Independent local analysts predict that annual inflation will slow to 25.5 percent by the year's end, as measures to expedite imports and increase domestic production take effect.
President Hugo Chávez last month introduced a series of economic reforms to boost supply by speeding importers' access to U.S. dollars and creating a $1 billion fund to finance public-private joint projects to increase agricultural, oil and manufacturing output.
He also eliminated a 1.5 percent tax on financial transactions, which has already stalled price gains, said Asdrubal Oliveros, an economist at Ecoanalitica, a Caracas consulting firm.
Still, he warned, demand continues to outpace supply, even as private investment falls.
Prices have continued their upward surge in Venezuela even as growth slowed to a four-year low of 4.8 percent during the first quarter. The government has not yet released second-quarter growth figures.
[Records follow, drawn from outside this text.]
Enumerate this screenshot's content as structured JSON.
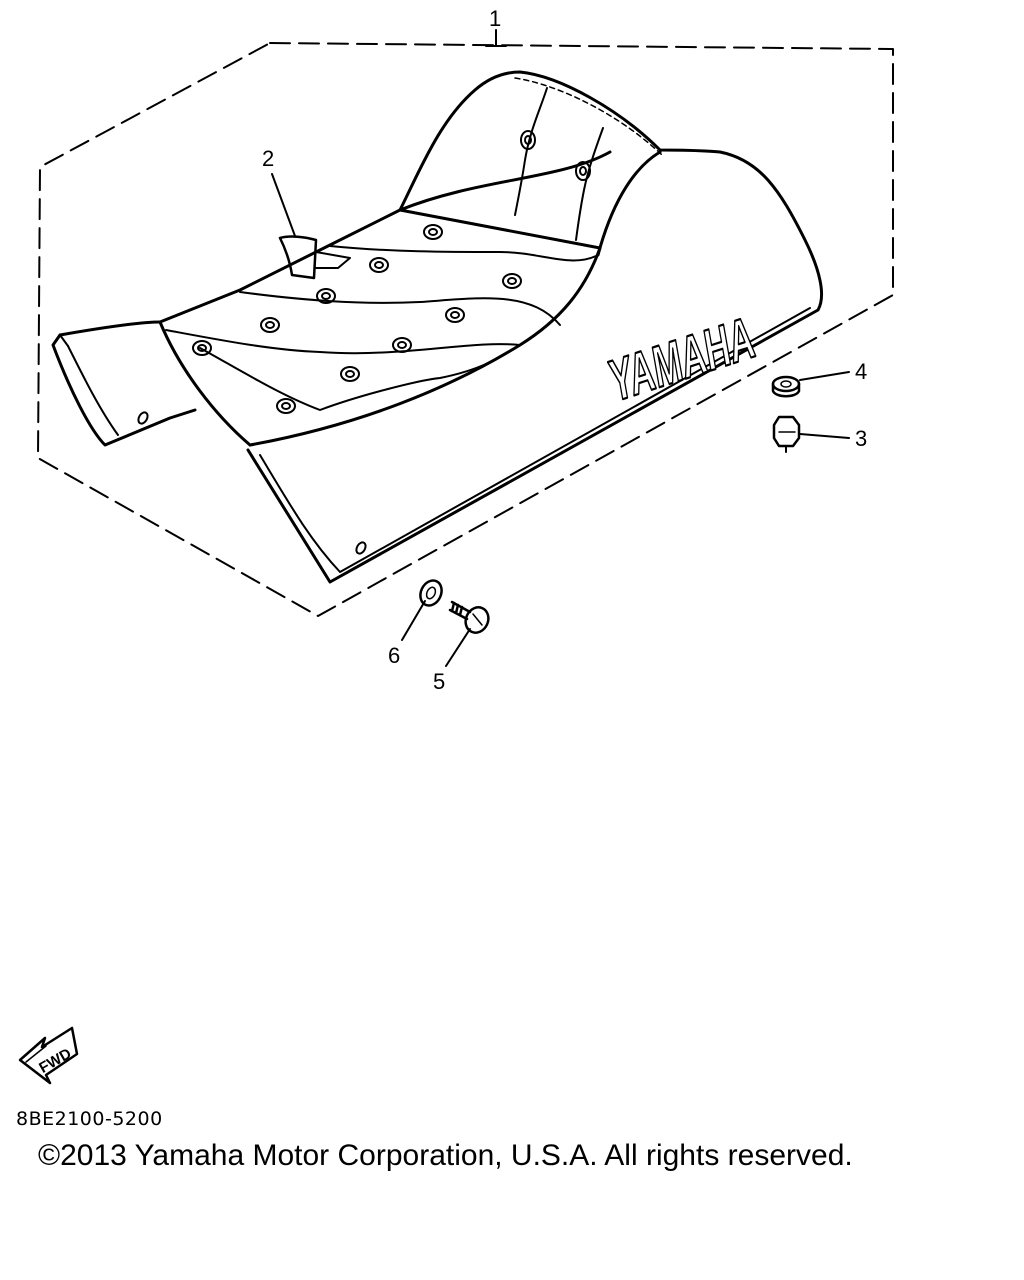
{
  "callouts": [
    "1",
    "2",
    "3",
    "4",
    "5",
    "6"
  ],
  "seat": {
    "brand_logo": "YAMAHA"
  },
  "fwd_arrow": {
    "label": "FWD"
  },
  "footer": {
    "part_number": "8BE2100-5200",
    "copyright": "©2013 Yamaha Motor Corporation, U.S.A. All rights reserved."
  },
  "colors": {
    "ink": "#000000",
    "paper": "#ffffff"
  }
}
Venezuela's Central Bank adopted a new method of measuring inflation this year, incorporating prices in smaller cities, which are often lower than in the capital.
The government has raised various price caps on basic food items, including corn flour and chicken, to stimulate production and combat sporadic food shortages.
Soaring international food prices will further inflate living costs in Venezuela, Oliveros said.
''We import 55 percent of what we eat, so you can imagine that the increase in international food prices will affect internal prices,'' Oliveros said.